The internal affairs unit he ran for eight years is now headed by an FBI agent, brought in by management to lead a sweeping review of operations.
Tomsheck suggests he start by looking for corruption within the Customs and Border Protection ranks.
A significant number — 5 or 10 percent — of agents and officers, he says, are likely to be corrupted by money or family ties.
“That is a number which I believe is a conservative estimate based on the number of unsuitable persons who have entered the agency by virtue of hiring surges, most of which occurred after 2006,” he says.
Hiring surges so urgent that the CBP failed to administer polygraph exams to job candidates. Exams that he says could have rooted out past criminal behavior or connections to drug cartels and human trafficking networks.
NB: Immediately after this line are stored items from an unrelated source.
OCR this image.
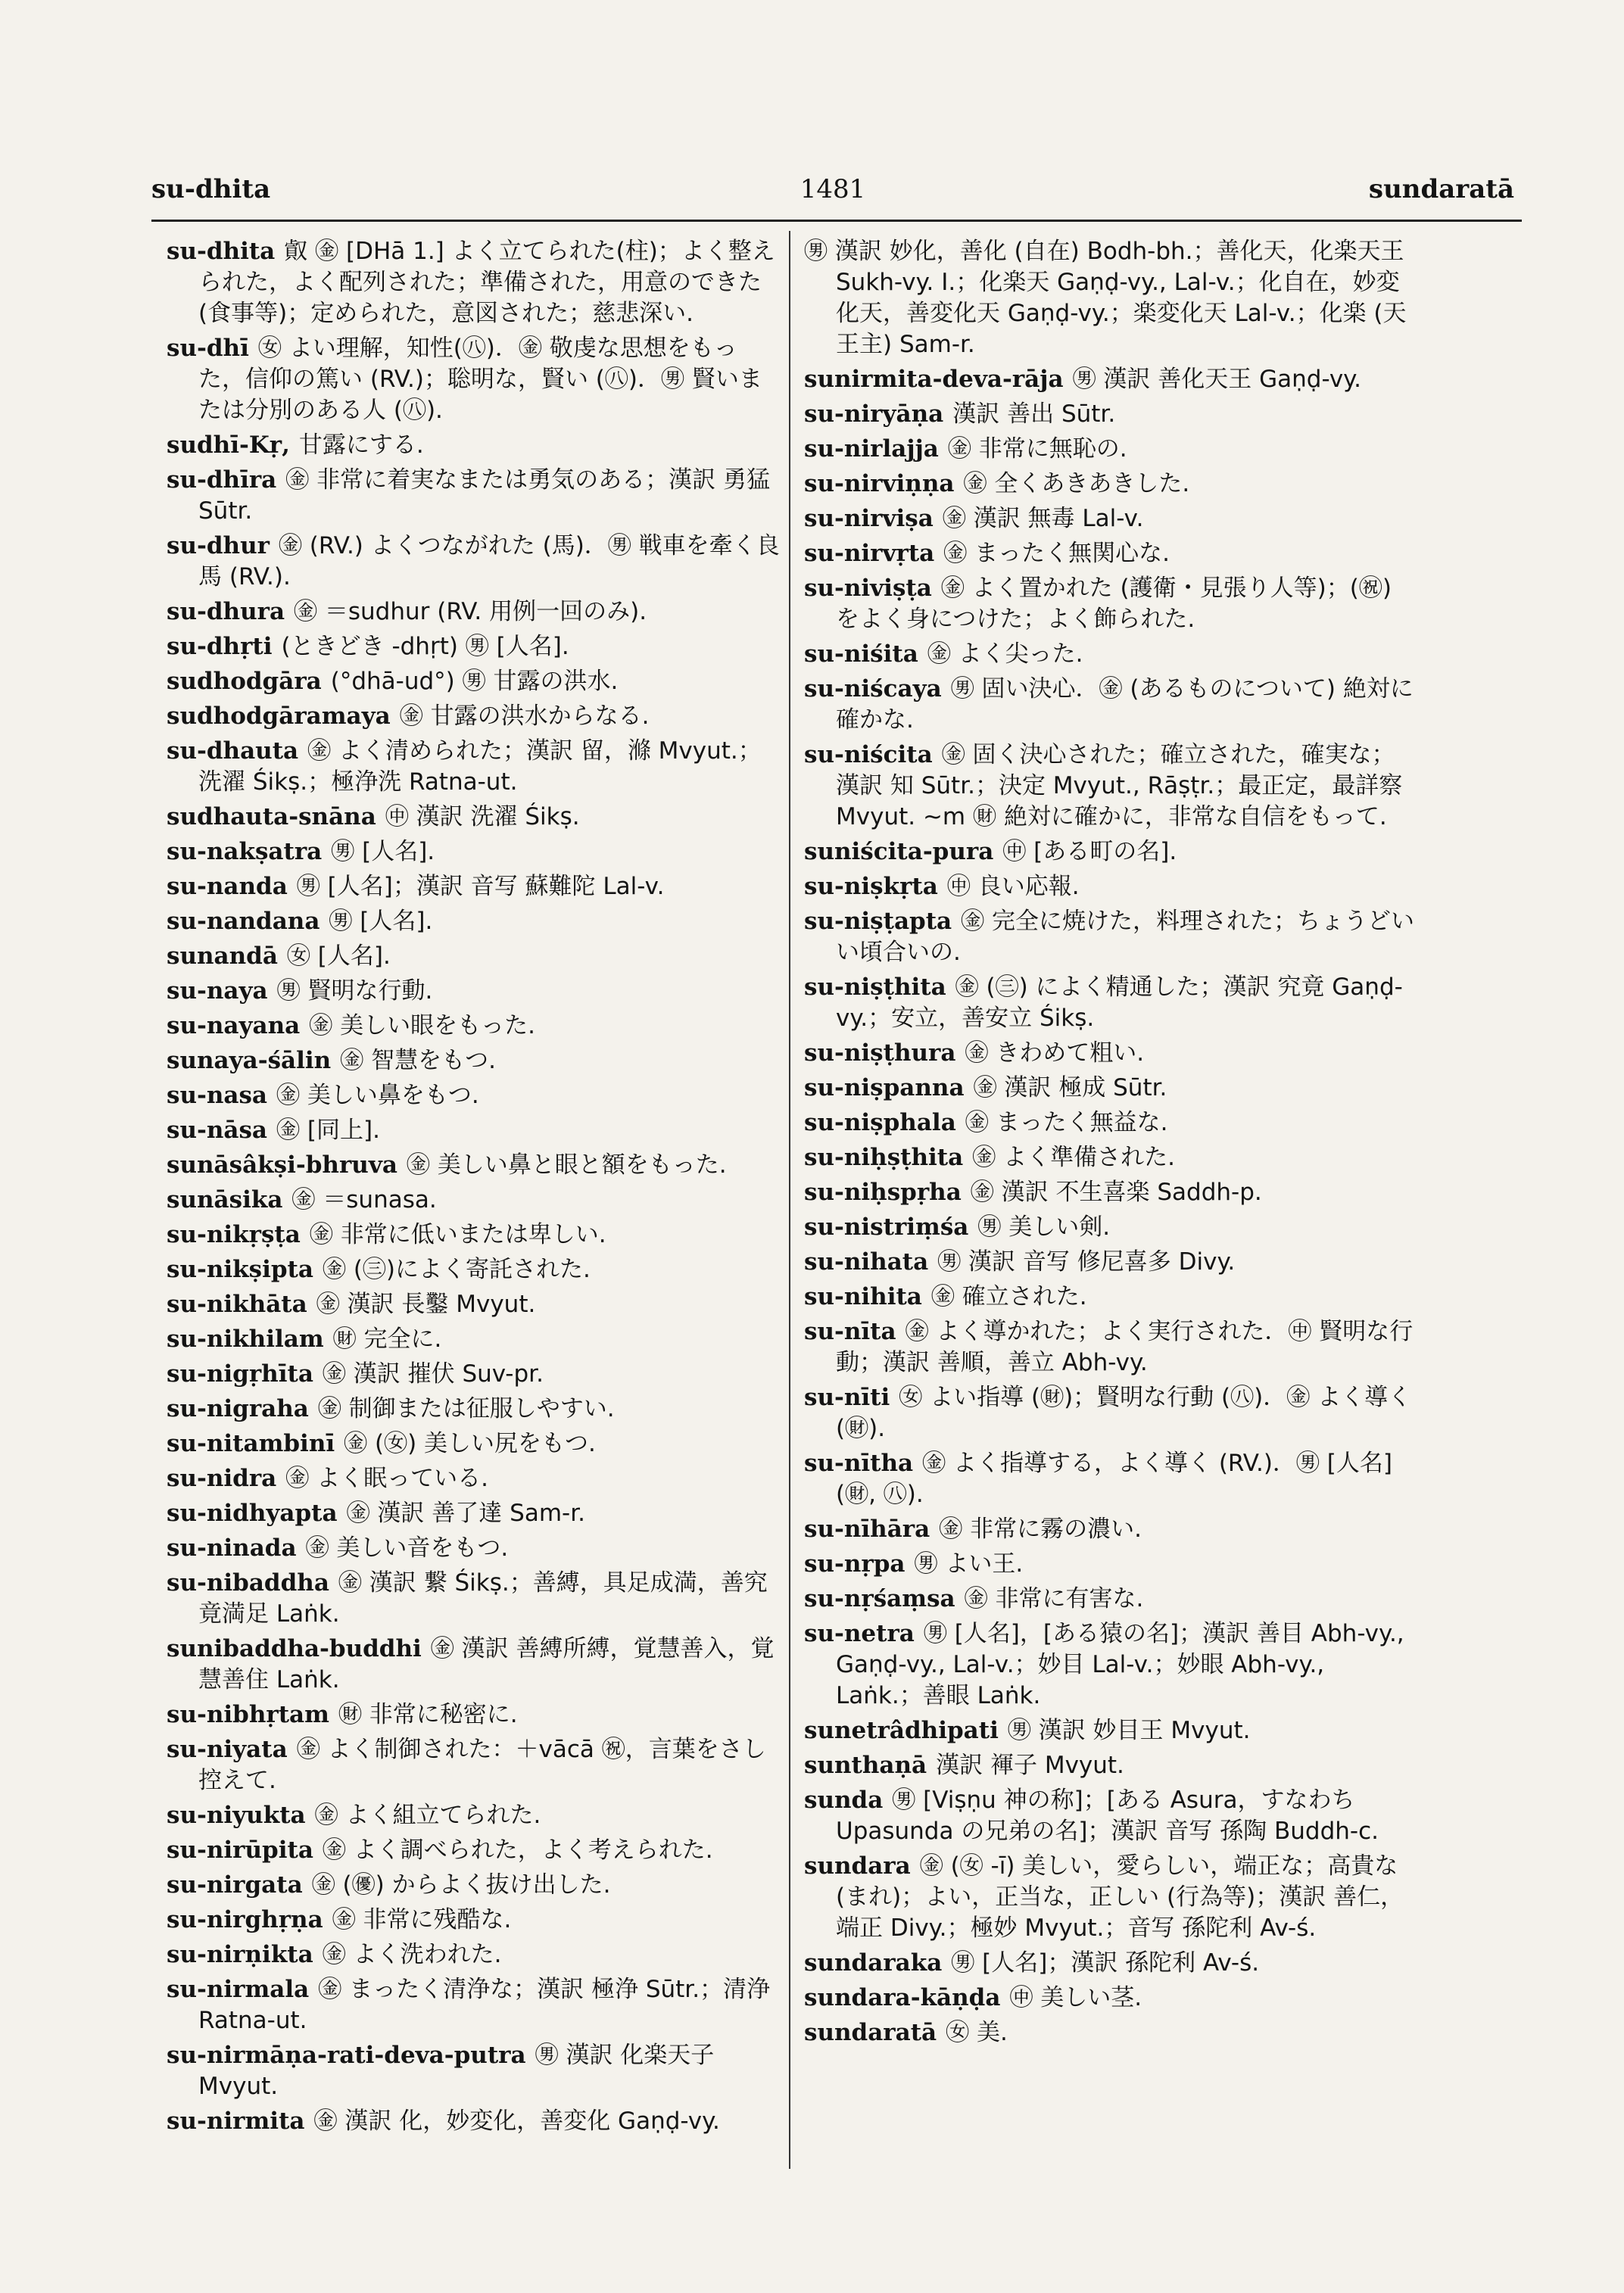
su-dhita	1481	sundaratā

su-dhita 㕢 ㊎ [DHā 1.] よく立てられた(柱)；よく整えられた，よく配列された；準備された，用意のできた(食事等)；定められた，意図された；慈悲深い.

su-dhī ㊛ よい理解，知性(㊇)．㊎ 敬虔な思想をもった，信仰の篤い (RV.)；聡明な，賢い (㊇)．㊚ 賢いまたは分別のある人 (㊇).

sudhī-Kṛ, 甘露にする.

su-dhīra ㊎ 非常に着実なまたは勇気のある；漢訳 勇猛 Sūtr.

su-dhur ㊎ (RV.) よくつながれた (馬)．㊚ 戦車を牽く良馬 (RV.).

su-dhura ㊎ ＝sudhur (RV. 用例一回のみ).

su-dhṛti (ときどき -dhṛt) ㊚ [人名].

sudhodgāra (°dhā-ud°) ㊚ 甘露の洪水.

sudhodgāramaya ㊎ 甘露の洪水からなる.

su-dhauta ㊎ よく清められた；漢訳 留，滌 Mvyut.；洗濯 Śikṣ.；極浄洗 Ratna-ut.

sudhauta-snāna ㊥ 漢訳 洗濯 Śikṣ.

su-nakṣatra ㊚ [人名].

su-nanda ㊚ [人名]；漢訳 音写 蘇難陀 Lal-v.

su-nandana ㊚ [人名].

sunandā ㊛ [人名].

su-naya ㊚ 賢明な行動.

su-nayana ㊎ 美しい眼をもった.

sunaya-śālin ㊎ 智慧をもつ.

su-nasa ㊎ 美しい鼻をもつ.

su-nāsa ㊎ [同上].

sunāsâkṣi-bhruva ㊎ 美しい鼻と眼と額をもった.

sunāsika ㊎ ＝sunasa.

su-nikṛṣṭa ㊎ 非常に低いまたは卑しい.

su-nikṣipta ㊎ (㊂)によく寄託された.

su-nikhāta ㊎ 漢訳 長鑿 Mvyut.

su-nikhilam ㊖ 完全に.

su-nigṛhīta ㊎ 漢訳 摧伏 Suv-pr.

su-nigraha ㊎ 制御または征服しやすい.

su-nitambinī ㊎ (㊛) 美しい尻をもつ.

su-nidra ㊎ よく眠っている.

su-nidhyapta ㊎ 漢訳 善了達 Sam-r.

su-ninada ㊎ 美しい音をもつ.

su-nibaddha ㊎ 漢訳 繋 Śikṣ.；善縛，具足成満，善究竟満足 Laṅk.

sunibaddha-buddhi ㊎ 漢訳 善縛所縛，覚慧善入，覚慧善住 Laṅk.

su-nibhṛtam ㊖ 非常に秘密に.

su-niyata ㊎ よく制御された：＋vācā ㊗，言葉をさし控えて.

su-niyukta ㊎ よく組立てられた.

su-nirūpita ㊎ よく調べられた，よく考えられた.

su-nirgata ㊎ (㊝) からよく抜け出した.

su-nirghṛṇa ㊎ 非常に残酷な.

su-nirṇikta ㊎ よく洗われた.

su-nirmala ㊎ まったく清浄な；漢訳 極浄 Sūtr.；清浄 Ratna-ut.

su-nirmāṇa-rati-deva-putra ㊚ 漢訳 化楽天子 Mvyut.

su-nirmita ㊎ 漢訳 化，妙変化，善変化 Gaṇḍ-vy.

㊚ 漢訳 妙化，善化 (自在) Bodh-bh.；善化天，化楽天王 Sukh-vy. I.；化楽天 Gaṇḍ-vy., Lal-v.；化自在，妙変化天，善変化天 Gaṇḍ-vy.；楽変化天 Lal-v.；化楽 (天王主) Sam-r.

sunirmita-deva-rāja ㊚ 漢訳 善化天王 Gaṇḍ-vy.

su-niryāṇa 漢訳 善出 Sūtr.

su-nirlajja ㊎ 非常に無恥の.

su-nirviṇṇa ㊎ 全くあきあきした.

su-nirviṣa ㊎ 漢訳 無毒 Lal-v.

su-nirvṛta ㊎ まったく無関心な.

su-niviṣṭa ㊎ よく置かれた (護衛・見張り人等)；(㊗) をよく身につけた；よく飾られた.

su-niśita ㊎ よく尖った.

su-niścaya ㊚ 固い決心．㊎ (あるものについて) 絶対に確かな.

su-niścita ㊎ 固く決心された；確立された，確実な；漢訳 知 Sūtr.；決定 Mvyut., Rāṣṭr.；最正定，最詳察 Mvyut. ~m ㊖ 絶対に確かに，非常な自信をもって.

suniścita-pura ㊥ [ある町の名].

su-niṣkṛta ㊥ 良い応報.

su-niṣṭapta ㊎ 完全に焼けた，料理された；ちょうどいい頃合いの.

su-niṣṭhita ㊎ (㊂) によく精通した；漢訳 究竟 Gaṇḍ-vy.；安立，善安立 Śikṣ.

su-niṣṭhura ㊎ きわめて粗い.

su-niṣpanna ㊎ 漢訳 極成 Sūtr.

su-niṣphala ㊎ まったく無益な.

su-niḥṣṭhita ㊎ よく準備された.

su-niḥspṛha ㊎ 漢訳 不生喜楽 Saddh-p.

su-nistriṃśa ㊚ 美しい剣.

su-nihata ㊚ 漢訳 音写 修尼喜多 Divy.

su-nihita ㊎ 確立された.

su-nīta ㊎ よく導かれた；よく実行された．㊥ 賢明な行動；漢訳 善順，善立 Abh-vy.

su-nīti ㊛ よい指導 (㊖)；賢明な行動 (㊇)．㊎ よく導く (㊖).

su-nītha ㊎ よく指導する，よく導く (RV.)．㊚ [人名] (㊖, ㊇).

su-nīhāra ㊎ 非常に霧の濃い.

su-nṛpa ㊚ よい王.

su-nṛśaṃsa ㊎ 非常に有害な.

su-netra ㊚ [人名]，[ある猿の名]；漢訳 善目 Abh-vy., Gaṇḍ-vy., Lal-v.；妙目 Lal-v.；妙眼 Abh-vy., Laṅk.；善眼 Laṅk.

sunetrâdhipati ㊚ 漢訳 妙目王 Mvyut.

sunthaṇā 漢訳 褌子 Mvyut.

sunda ㊚ [Viṣṇu 神の称]；[ある Asura，すなわち Upasunda の兄弟の名]；漢訳 音写 孫陶 Buddh-c.

sundara ㊎ (㊛ -ī) 美しい，愛らしい，端正な；高貴な (まれ)；よい，正当な，正しい (行為等)；漢訳 善仁，端正 Divy.；極妙 Mvyut.；音写 孫陀利 Av-ś.

sundaraka ㊚ [人名]；漢訳 孫陀利 Av-ś.

sundara-kāṇḍa ㊥ 美しい茎.

sundaratā ㊛ 美.
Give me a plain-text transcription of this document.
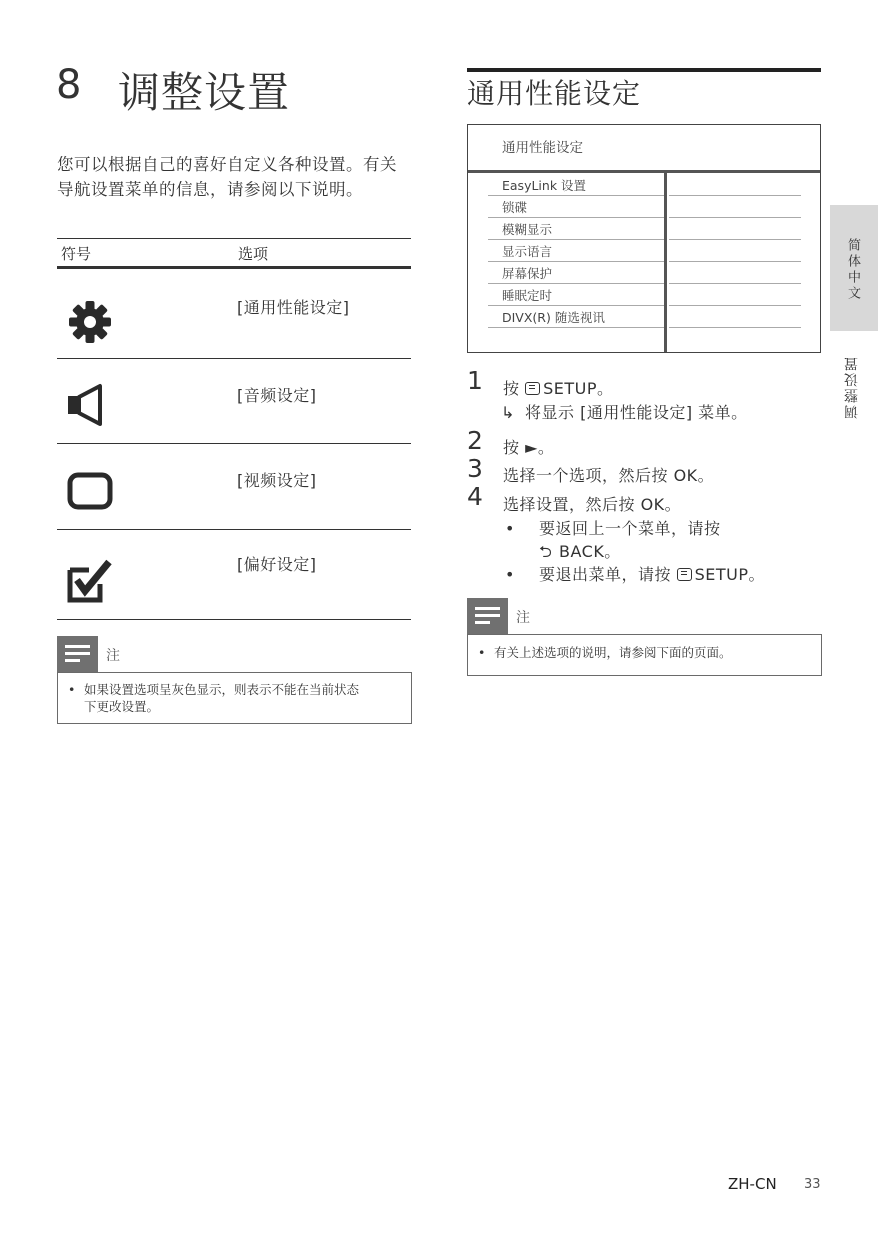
8 调整设置
您可以根据自己的喜好自定义各种设置。有关导航设置菜单的信息，请参阅以下说明。
符号	选项
[通用性能设定]
[音频设定]
[视频设定]
[偏好设定]
注
• 如果设置选项呈灰色显示，则表示不能在当前状态
下更改设置。
通用性能设定
通用性能设定
EasyLink 设置
锁碟
模糊显示
显示语言
屏幕保护
睡眠定时
DIVX(R) 随选视讯
1 按
SETUP。
↳ 将显示 [通用性能设定] 菜单。
2 按 ►。
3 选择一个选项，然后按 OK。
4 选择设置，然后按 OK。
• 要返回上一个菜单，请按
⮌ BACK。
• 要退出菜单，请按
SETUP。
注
• 有关上述选项的说明，请参阅下面的页面。
简体中文
调整设置
ZH-CN 33
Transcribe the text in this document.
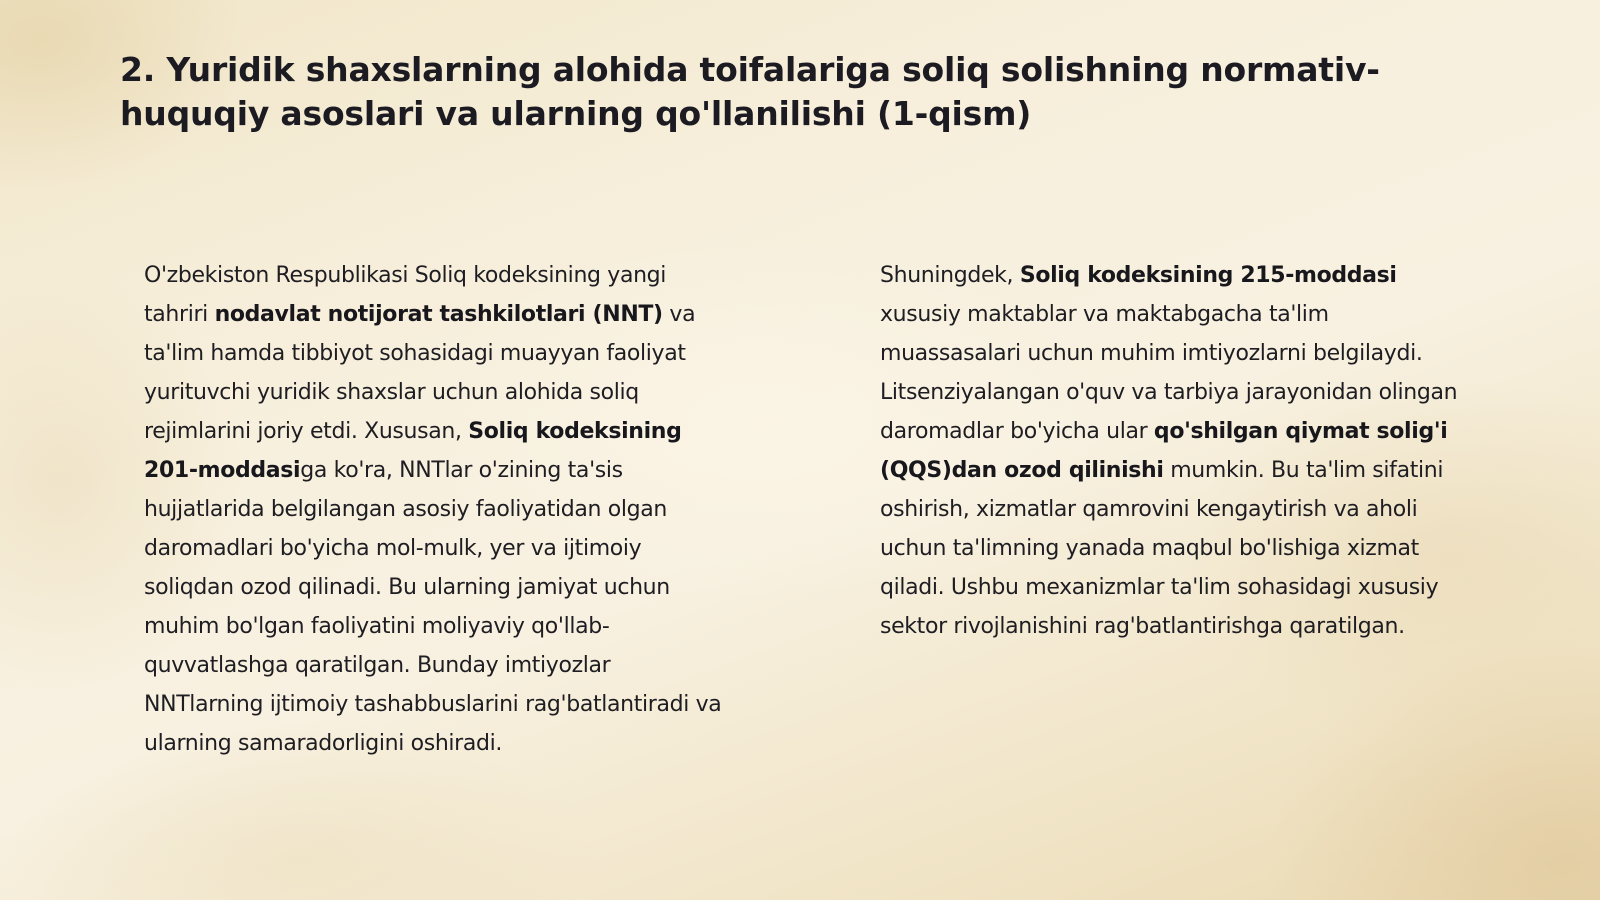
2. Yuridik shaxslarning alohida toifalariga soliq solishning normativ-huquqiy asoslari va ularning qo'llanilishi (1-qism)

O'zbekiston Respublikasi Soliq kodeksining yangi tahriri nodavlat notijorat tashkilotlari (NNT) va ta'lim hamda tibbiyot sohasidagi muayyan faoliyat yurituvchi yuridik shaxslar uchun alohida soliq rejimlarini joriy etdi. Xususan, Soliq kodeksining 201-moddasiga ko'ra, NNTlar o'zining ta'sis hujjatlarida belgilangan asosiy faoliyatidan olgan daromadlari bo'yicha mol-mulk, yer va ijtimoiy soliqdan ozod qilinadi. Bu ularning jamiyat uchun muhim bo'lgan faoliyatini moliyaviy qo'llab-quvvatlashga qaratilgan. Bunday imtiyozlar NNTlarning ijtimoiy tashabbuslarini rag'batlantiradi va ularning samaradorligini oshiradi.

Shuningdek, Soliq kodeksining 215-moddasi xususiy maktablar va maktabgacha ta'lim muassasalari uchun muhim imtiyozlarni belgilaydi. Litsenziyalangan o'quv va tarbiya jarayonidan olingan daromadlar bo'yicha ular qo'shilgan qiymat solig'i (QQS)dan ozod qilinishi mumkin. Bu ta'lim sifatini oshirish, xizmatlar qamrovini kengaytirish va aholi uchun ta'limning yanada maqbul bo'lishiga xizmat qiladi. Ushbu mexanizmlar ta'lim sohasidagi xususiy sektor rivojlanishini rag'batlantirishga qaratilgan.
Before the polygraphs, Tomsheck says, about 20 percent of candidates got weeded out as unsuitable. But after the polygraphs became a regular part of screening, that number rose to more than half.
Now he’s the one with human resource problems. After being ousted for allegedly failing to do enough to investigate misconduct, Tomsheck filed a complaint with the federal whistleblower office. He’s speaking out now to try to clear his name.
“To hear it suggested that I didn’t properly discipline persons — when I know that neither myself or anyone in the office of internal affairs has anything to do with discipline — was quite difficult to hear,” he says.
Tomsheck says he prepared reports on use of force and other misconduct, which he says was part of his job. By his account, higher-ups are the ones who were supposed to make decisions about whether to discipline agents.
A spokesman for Customs and Border Protection says he can’t discuss personnel issues. But he says the agency is committed to openness and accountability.